France will on Thursday outline a new strategy for defence in space after President Emmanuel Macron announced the creation of a French space force command to deal with emerging threats to its interests in orbit. Defence Minister Florence Parly is due to give more details on the strategy in a keynote speech at the Lyon Mont-Verdun military base starting from 1000 GMT.
"What we are talking about is to discourage and protect ourselves from aggressions from potential adversaries," Parly told the French parliament earlier this month. The minister emphasised that France was not planning to point weapons at earth in the new strategy but rather to protect objects like satellites in space. The announcement comes as China, Russia and the United States all jostle for an increased strategic presence in space.

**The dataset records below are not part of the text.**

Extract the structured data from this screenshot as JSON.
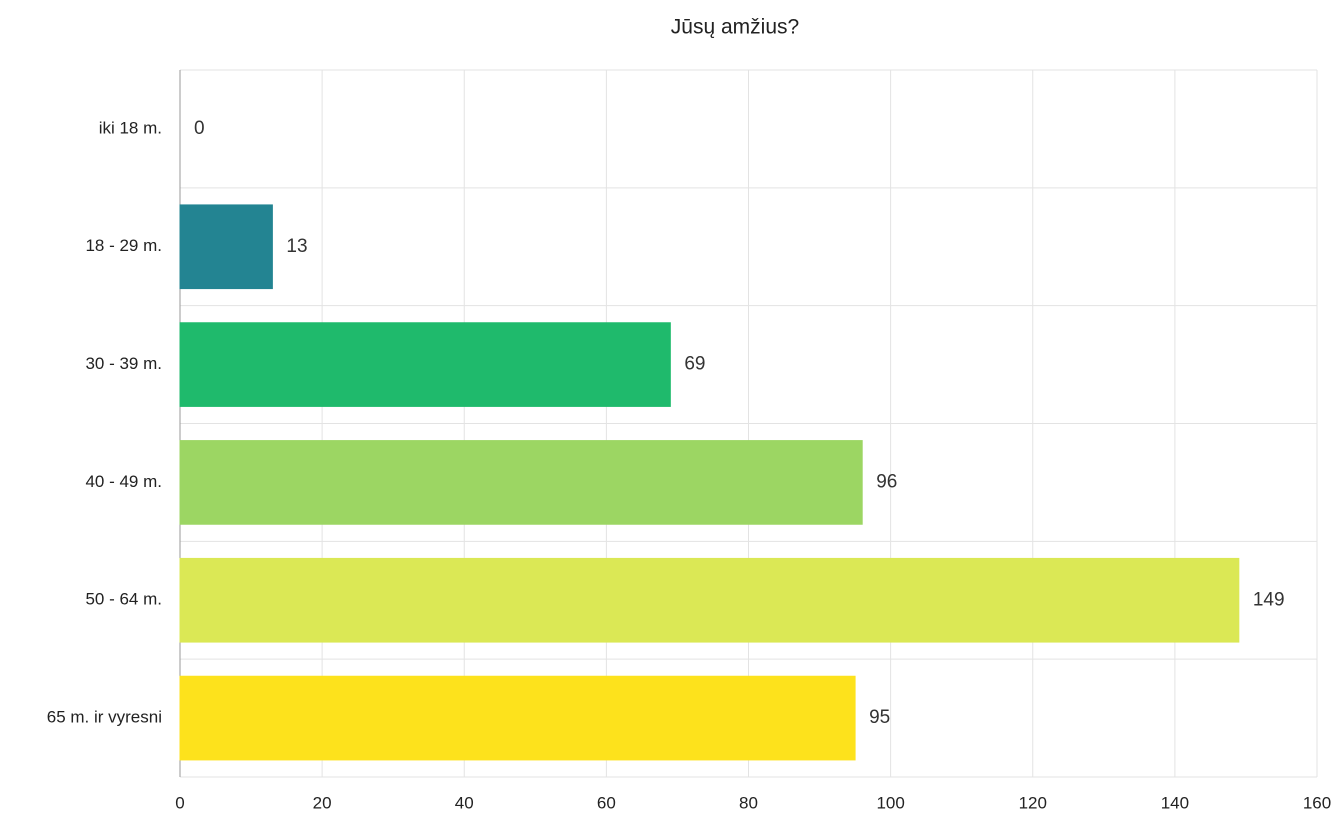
{
  "chart_data": {
    "type": "bar",
    "orientation": "horizontal",
    "title": "Jūsų amžius?",
    "categories": [
      "iki 18 m.",
      "18 - 29 m.",
      "30 - 39 m.",
      "40 - 49 m.",
      "50 - 64 m.",
      "65 m. ir vyresni"
    ],
    "values": [
      0,
      13,
      69,
      96,
      149,
      95
    ],
    "colors": [
      "#3a5ea8",
      "#238492",
      "#1fba6c",
      "#9cd663",
      "#dbe855",
      "#fde21c"
    ],
    "xlim": [
      0,
      160
    ],
    "xticks": [
      0,
      20,
      40,
      60,
      80,
      100,
      120,
      140,
      160
    ],
    "grid": true
  }
}
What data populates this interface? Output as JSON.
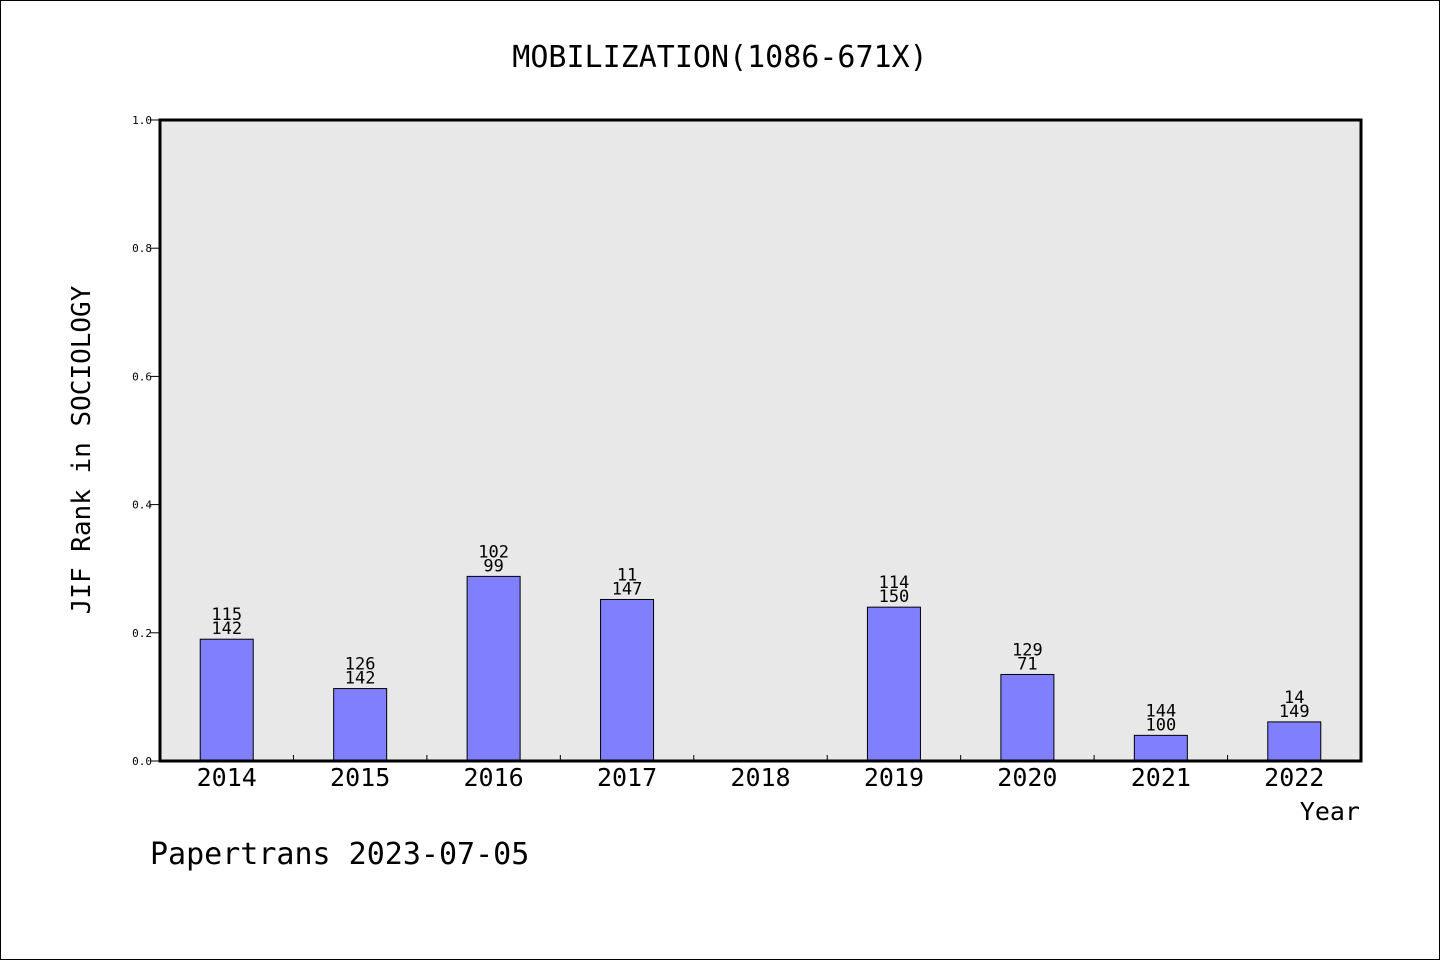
{
  "chart_data": {
    "type": "bar",
    "title": "MOBILIZATION(1086-671X)",
    "xlabel": "Year",
    "ylabel": "JIF Rank in SOCIOLOGY",
    "ylim": [
      0,
      1.0
    ],
    "yticks": [
      "0.0",
      "0.2",
      "0.4",
      "0.6",
      "0.8",
      "1.0"
    ],
    "categories": [
      "2014",
      "2015",
      "2016",
      "2017",
      "2018",
      "2019",
      "2020",
      "2021",
      "2022"
    ],
    "values": [
      0.19,
      0.113,
      0.288,
      0.252,
      null,
      0.24,
      0.135,
      0.04,
      0.061
    ],
    "rank": [
      "115",
      "126",
      "102",
      "11",
      "",
      "114",
      "129",
      "144",
      "14"
    ],
    "total": [
      "142",
      "142",
      "99",
      "147",
      "",
      "150",
      "71",
      "100",
      "149"
    ],
    "grid": false,
    "bar_color": "#8080ff",
    "plot_background": "#e8e8e8"
  },
  "footer": {
    "text": "Papertrans 2023-07-05"
  }
}
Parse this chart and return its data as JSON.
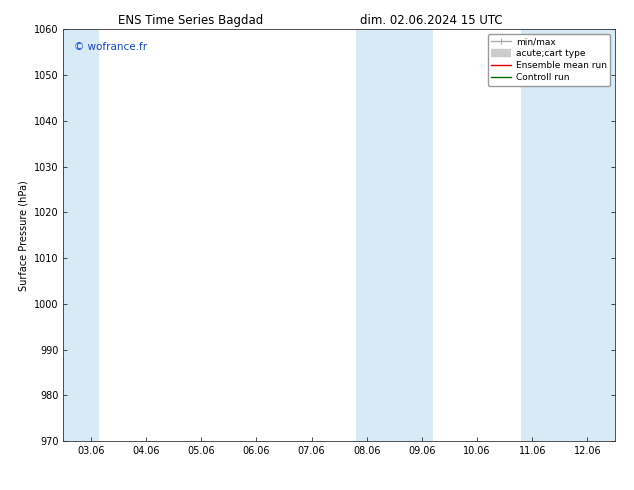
{
  "title_left": "ENS Time Series Bagdad",
  "title_right": "dim. 02.06.2024 15 UTC",
  "ylabel": "Surface Pressure (hPa)",
  "ylim": [
    970,
    1060
  ],
  "yticks": [
    970,
    980,
    990,
    1000,
    1010,
    1020,
    1030,
    1040,
    1050,
    1060
  ],
  "xtick_labels": [
    "03.06",
    "04.06",
    "05.06",
    "06.06",
    "07.06",
    "08.06",
    "09.06",
    "10.06",
    "11.06",
    "12.06"
  ],
  "xtick_positions": [
    0,
    1,
    2,
    3,
    4,
    5,
    6,
    7,
    8,
    9
  ],
  "xlim": [
    -0.5,
    9.5
  ],
  "shaded_bands": [
    {
      "xmin": -0.5,
      "xmax": 0.15,
      "color": "#d8eaf5"
    },
    {
      "xmin": 4.8,
      "xmax": 5.5,
      "color": "#d8eaf5"
    },
    {
      "xmin": 5.5,
      "xmax": 6.2,
      "color": "#d8eaf5"
    },
    {
      "xmin": 7.8,
      "xmax": 8.5,
      "color": "#d8eaf5"
    },
    {
      "xmin": 8.5,
      "xmax": 9.5,
      "color": "#d8eaf5"
    }
  ],
  "watermark": "© wofrance.fr",
  "watermark_color": "#1144cc",
  "background_color": "#ffffff",
  "plot_bg_color": "#ffffff",
  "legend_items": [
    {
      "label": "min/max",
      "color": "#aaaaaa",
      "linewidth": 1.0
    },
    {
      "label": "acute;cart type",
      "color": "#cccccc",
      "linewidth": 6.0
    },
    {
      "label": "Ensemble mean run",
      "color": "#dd0000",
      "linewidth": 1.0
    },
    {
      "label": "Controll run",
      "color": "#006600",
      "linewidth": 1.0
    }
  ],
  "title_fontsize": 8.5,
  "tick_fontsize": 7,
  "ylabel_fontsize": 7,
  "watermark_fontsize": 7.5,
  "legend_fontsize": 6.5
}
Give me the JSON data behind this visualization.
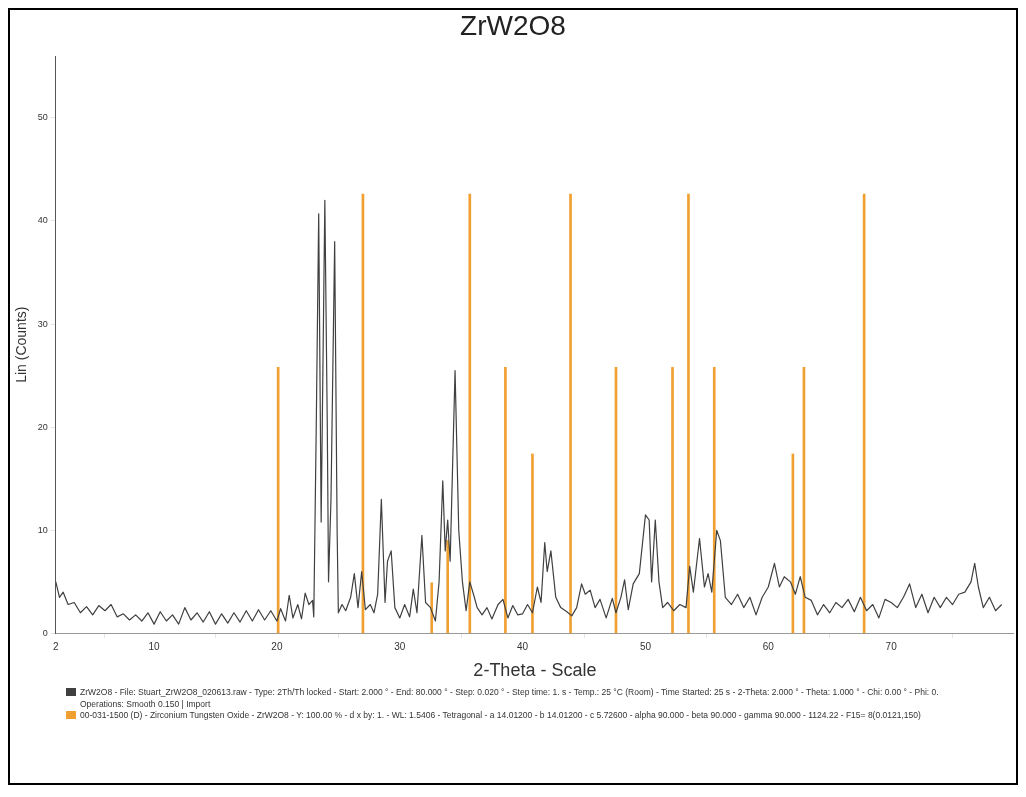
{
  "chart_data": {
    "type": "line",
    "title": "ZrW2O8",
    "xlabel": "2-Theta - Scale",
    "ylabel": "Lin (Counts)",
    "xlim": [
      2,
      80
    ],
    "xticks": [
      2,
      10,
      20,
      30,
      40,
      50,
      60,
      70
    ],
    "ylim": [
      0,
      56
    ],
    "yticks": [
      0,
      10,
      20,
      30,
      40,
      50
    ],
    "grid": false,
    "legend": "bottom",
    "marker": "none",
    "series": [
      {
        "name": "ZrW2O8 - File: Stuart_ZrW2O8_020613.raw - Type: 2Th/Th locked - Start: 2.000 ° - End: 80.000 ° - Step: 0.020 ° - Step time: 1. s - Temp.: 25 °C (Room) - Time Started: 25 s - 2-Theta: 2.000 ° - Theta: 1.000 ° - Chi: 0.00 ° - Phi: 0.",
        "color": "#404040",
        "x": [
          2,
          2.3,
          2.6,
          3,
          3.5,
          4,
          4.5,
          5,
          5.5,
          6,
          6.5,
          7,
          7.5,
          8,
          8.5,
          9,
          9.5,
          10,
          10.5,
          11,
          11.5,
          12,
          12.5,
          13,
          13.5,
          14,
          14.5,
          15,
          15.5,
          16,
          16.5,
          17,
          17.5,
          18,
          18.5,
          19,
          19.5,
          20,
          20.3,
          20.7,
          21,
          21.3,
          21.7,
          22,
          22.3,
          22.6,
          22.9,
          23.0,
          23.2,
          23.4,
          23.6,
          23.9,
          24.1,
          24.2,
          24.4,
          24.7,
          24.9,
          25.0,
          25.3,
          25.6,
          26,
          26.3,
          26.6,
          26.9,
          27.2,
          27.6,
          27.9,
          28.2,
          28.5,
          28.8,
          29.0,
          29.3,
          29.6,
          30,
          30.4,
          30.8,
          31.1,
          31.4,
          31.8,
          32.1,
          32.5,
          32.9,
          33.2,
          33.5,
          33.7,
          33.9,
          34.1,
          34.5,
          34.8,
          35.1,
          35.4,
          35.7,
          36.0,
          36.3,
          36.7,
          37.1,
          37.5,
          38,
          38.4,
          38.8,
          39.2,
          39.6,
          40,
          40.4,
          40.8,
          41.2,
          41.5,
          41.8,
          42.0,
          42.3,
          42.7,
          43.1,
          43.6,
          44,
          44.4,
          44.8,
          45.1,
          45.5,
          45.9,
          46.3,
          46.8,
          47.3,
          47.6,
          48,
          48.3,
          48.6,
          49,
          49.5,
          50.0,
          50.3,
          50.5,
          50.8,
          51.1,
          51.4,
          51.8,
          52.3,
          52.8,
          53.3,
          53.6,
          53.9,
          54.4,
          54.8,
          55.1,
          55.4,
          55.8,
          56.1,
          56.5,
          57,
          57.5,
          58,
          58.5,
          59,
          59.5,
          60,
          60.5,
          60.9,
          61.3,
          61.8,
          62.2,
          62.6,
          63,
          63.5,
          64,
          64.5,
          65,
          65.5,
          66,
          66.5,
          67,
          67.5,
          68,
          68.5,
          69,
          69.5,
          70,
          70.5,
          71,
          71.5,
          72,
          72.5,
          73,
          73.5,
          74,
          74.5,
          75,
          75.5,
          76,
          76.5,
          76.8,
          77.1,
          77.5,
          78,
          78.5,
          79
        ],
        "values": [
          5,
          3.5,
          4,
          2.8,
          3,
          2,
          2.6,
          1.8,
          2.7,
          2.2,
          2.8,
          1.6,
          1.9,
          1.3,
          1.8,
          1.2,
          2,
          0.9,
          2.1,
          1.2,
          1.8,
          0.9,
          2.5,
          1.3,
          2,
          1.1,
          2.1,
          0.9,
          1.9,
          1,
          2,
          1.1,
          2.2,
          1.2,
          2.3,
          1.3,
          2.2,
          1.2,
          2.4,
          1.2,
          3.7,
          1.5,
          2.8,
          1.4,
          3.9,
          2.8,
          3.2,
          1.6,
          20,
          40.7,
          10.8,
          42,
          20,
          5,
          13,
          38,
          10,
          2,
          2.8,
          2.2,
          3.5,
          5.8,
          2.5,
          6,
          2.3,
          2.8,
          2,
          3.8,
          13,
          3,
          7,
          8,
          2.5,
          1.5,
          2.8,
          1.6,
          4.3,
          2,
          9.5,
          3,
          2.5,
          1.2,
          5,
          14.8,
          8,
          11,
          7,
          25.5,
          10,
          5,
          2.2,
          5,
          3.8,
          2.5,
          1.8,
          2.5,
          1.4,
          2.8,
          3.3,
          1.5,
          2.7,
          1.8,
          1.9,
          2.8,
          2,
          4.5,
          3,
          8.8,
          6,
          8,
          3.5,
          2.5,
          2.1,
          1.7,
          2.5,
          4.8,
          3.8,
          4.2,
          2.5,
          3.3,
          1.5,
          3.4,
          2,
          3.5,
          5.2,
          2.3,
          4.8,
          5.8,
          11.5,
          11,
          5,
          11,
          5,
          2.5,
          3,
          2.2,
          2.8,
          2.5,
          6.5,
          4,
          9.2,
          4.5,
          5.8,
          4,
          10,
          9,
          3.5,
          2.8,
          3.8,
          2.5,
          3.5,
          1.8,
          3.5,
          4.5,
          6.8,
          4.5,
          5.5,
          5,
          3.8,
          5.5,
          3.5,
          3.2,
          1.8,
          2.8,
          2,
          3,
          2.5,
          3.3,
          2.1,
          3.5,
          2.2,
          2.8,
          1.5,
          3.3,
          3,
          2.5,
          3.5,
          4.8,
          2.5,
          3.8,
          2,
          3.5,
          2.5,
          3.5,
          2.8,
          3.8,
          4,
          5,
          6.8,
          4.5,
          2.5,
          3.5,
          2.2,
          2.8
        ]
      },
      {
        "name": "00-031-1500 (D) - Zirconium Tungsten Oxide - ZrW2O8 - Y: 100.00 % - d x by: 1. - WL: 1.5406 - Tetragonal - a 14.01200 - b 14.01200 - c 5.72600 - alpha 90.000 - beta 90.000 - gamma 90.000 - 1124.22 - F15= 8(0.0121,150)",
        "type": "bar",
        "color": "#f0a030",
        "x": [
          20.1,
          27.0,
          32.6,
          33.9,
          35.7,
          38.6,
          40.8,
          43.9,
          47.6,
          52.2,
          53.5,
          55.6,
          62.0,
          62.9,
          67.8
        ],
        "values": [
          25.8,
          42.6,
          4.9,
          9,
          42.6,
          25.8,
          17.4,
          42.6,
          25.8,
          25.8,
          42.6,
          25.8,
          17.4,
          25.8,
          42.6
        ]
      }
    ],
    "annotations": [
      "Operations: Smooth 0.150 | Import"
    ]
  }
}
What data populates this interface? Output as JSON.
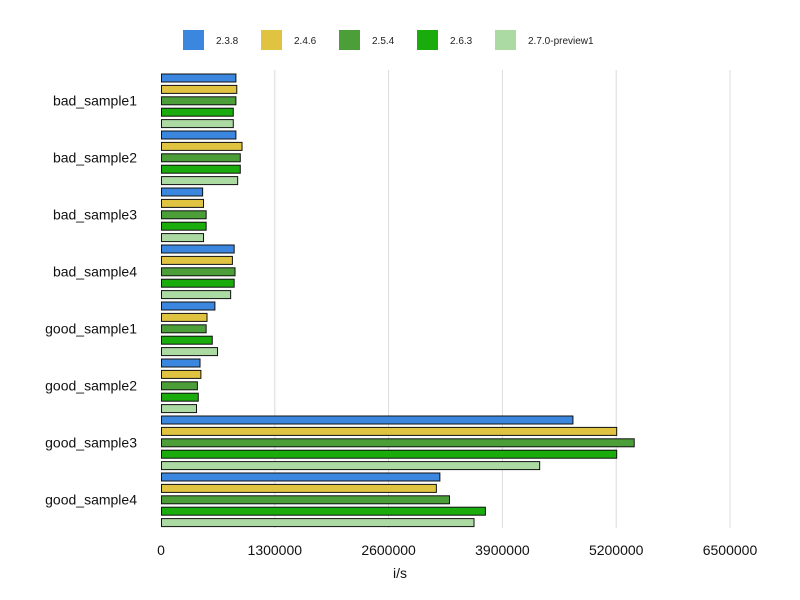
{
  "chart_data": {
    "type": "bar",
    "orientation": "horizontal",
    "title": "",
    "xlabel": "i/s",
    "ylabel": "",
    "xlim": [
      0,
      6500000
    ],
    "x_ticks": [
      0,
      1300000,
      2600000,
      3900000,
      5200000,
      6500000
    ],
    "tick_labels": [
      "0",
      "1300000",
      "2600000",
      "3900000",
      "5200000",
      "6500000"
    ],
    "grid": "vertical",
    "legend": "top",
    "categories": [
      "bad_sample1",
      "bad_sample2",
      "bad_sample3",
      "bad_sample4",
      "good_sample1",
      "good_sample2",
      "good_sample3",
      "good_sample4"
    ],
    "series": [
      {
        "name": "2.3.8",
        "color": "#3b87e0",
        "values": [
          850000,
          850000,
          470000,
          830000,
          610000,
          440000,
          4700000,
          3180000
        ]
      },
      {
        "name": "2.4.6",
        "color": "#e0c340",
        "values": [
          860000,
          920000,
          480000,
          810000,
          520000,
          450000,
          5200000,
          3140000
        ]
      },
      {
        "name": "2.5.4",
        "color": "#4c9f38",
        "values": [
          850000,
          900000,
          510000,
          840000,
          510000,
          410000,
          5400000,
          3290000
        ]
      },
      {
        "name": "2.6.3",
        "color": "#1aab0d",
        "values": [
          820000,
          900000,
          510000,
          830000,
          580000,
          420000,
          5200000,
          3700000
        ]
      },
      {
        "name": "2.7.0-preview1",
        "color": "#abdba3",
        "values": [
          820000,
          870000,
          480000,
          790000,
          640000,
          400000,
          4320000,
          3570000
        ]
      }
    ]
  }
}
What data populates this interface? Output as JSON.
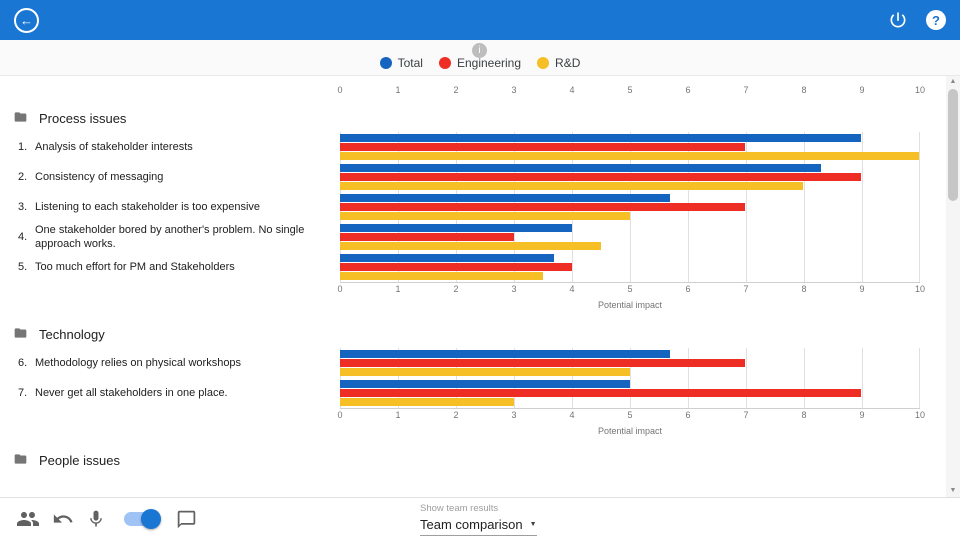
{
  "icons": {
    "back": "←",
    "help": "?",
    "info": "i",
    "caret": "▼",
    "scroll_up": "▲",
    "scroll_down": "▼"
  },
  "chart_data": {
    "type": "bar",
    "orientation": "horizontal",
    "xlabel": "Potential impact",
    "xlim": [
      0,
      10
    ],
    "ticks": [
      0,
      1,
      2,
      3,
      4,
      5,
      6,
      7,
      8,
      9,
      10
    ],
    "grid": true,
    "legend_position": "top-center",
    "series": [
      {
        "name": "Total",
        "color": "#1565c0"
      },
      {
        "name": "Engineering",
        "color": "#ee2e24"
      },
      {
        "name": "R&D",
        "color": "#f6bf26"
      }
    ],
    "sections": [
      {
        "title": "Process issues",
        "items": [
          {
            "num": "1.",
            "label": "Analysis of stakeholder interests",
            "values": [
              9,
              7,
              10
            ]
          },
          {
            "num": "2.",
            "label": "Consistency of messaging",
            "values": [
              8.3,
              9,
              8
            ]
          },
          {
            "num": "3.",
            "label": "Listening to each stakeholder is too expensive",
            "values": [
              5.7,
              7,
              5
            ]
          },
          {
            "num": "4.",
            "label": "One stakeholder bored by another's problem. No single approach works.",
            "values": [
              4,
              3,
              4.5
            ]
          },
          {
            "num": "5.",
            "label": "Too much effort for PM and Stakeholders",
            "values": [
              3.7,
              4,
              3.5
            ]
          }
        ]
      },
      {
        "title": "Technology",
        "items": [
          {
            "num": "6.",
            "label": "Methodology relies on physical workshops",
            "values": [
              5.7,
              7,
              5
            ]
          },
          {
            "num": "7.",
            "label": "Never get all stakeholders in one place.",
            "values": [
              5,
              9,
              3
            ]
          }
        ]
      },
      {
        "title": "People issues",
        "items": []
      }
    ]
  },
  "bottom_bar": {
    "show_team_results_label": "Show team results",
    "team_dropdown_value": "Team comparison",
    "toggle_on": true
  }
}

Macron's initial declaration - made on the eve of France's July 14 Bastille Day military parade - mirrored an initiative in the US championed by President Donald Trump. "To assure the development and the reinforcement of our capacities in space, a high command for space will be created in September," Macron said at the time. He called the renewed military focus on space a "true national security issue".
"We will reinforce our knowledge of the situation in space, we will better protect our satellites, including in an active manner," he said. Observers see military activities - including spy satellites, location tracing and jamming, communications and cyber attacks - increasingly being set up in orbit around Earth. France has a 2019-2025 military spending plan that allocates 3.6 billion euros ($4 billion) to defence in space.
That includes the renewal of the France's CSO observation and Syracuse communication satellites, the launch of three CERES electromagnetic-monitoring satellites, and the modernisation of a spatial radar surveillance system called GRAVES.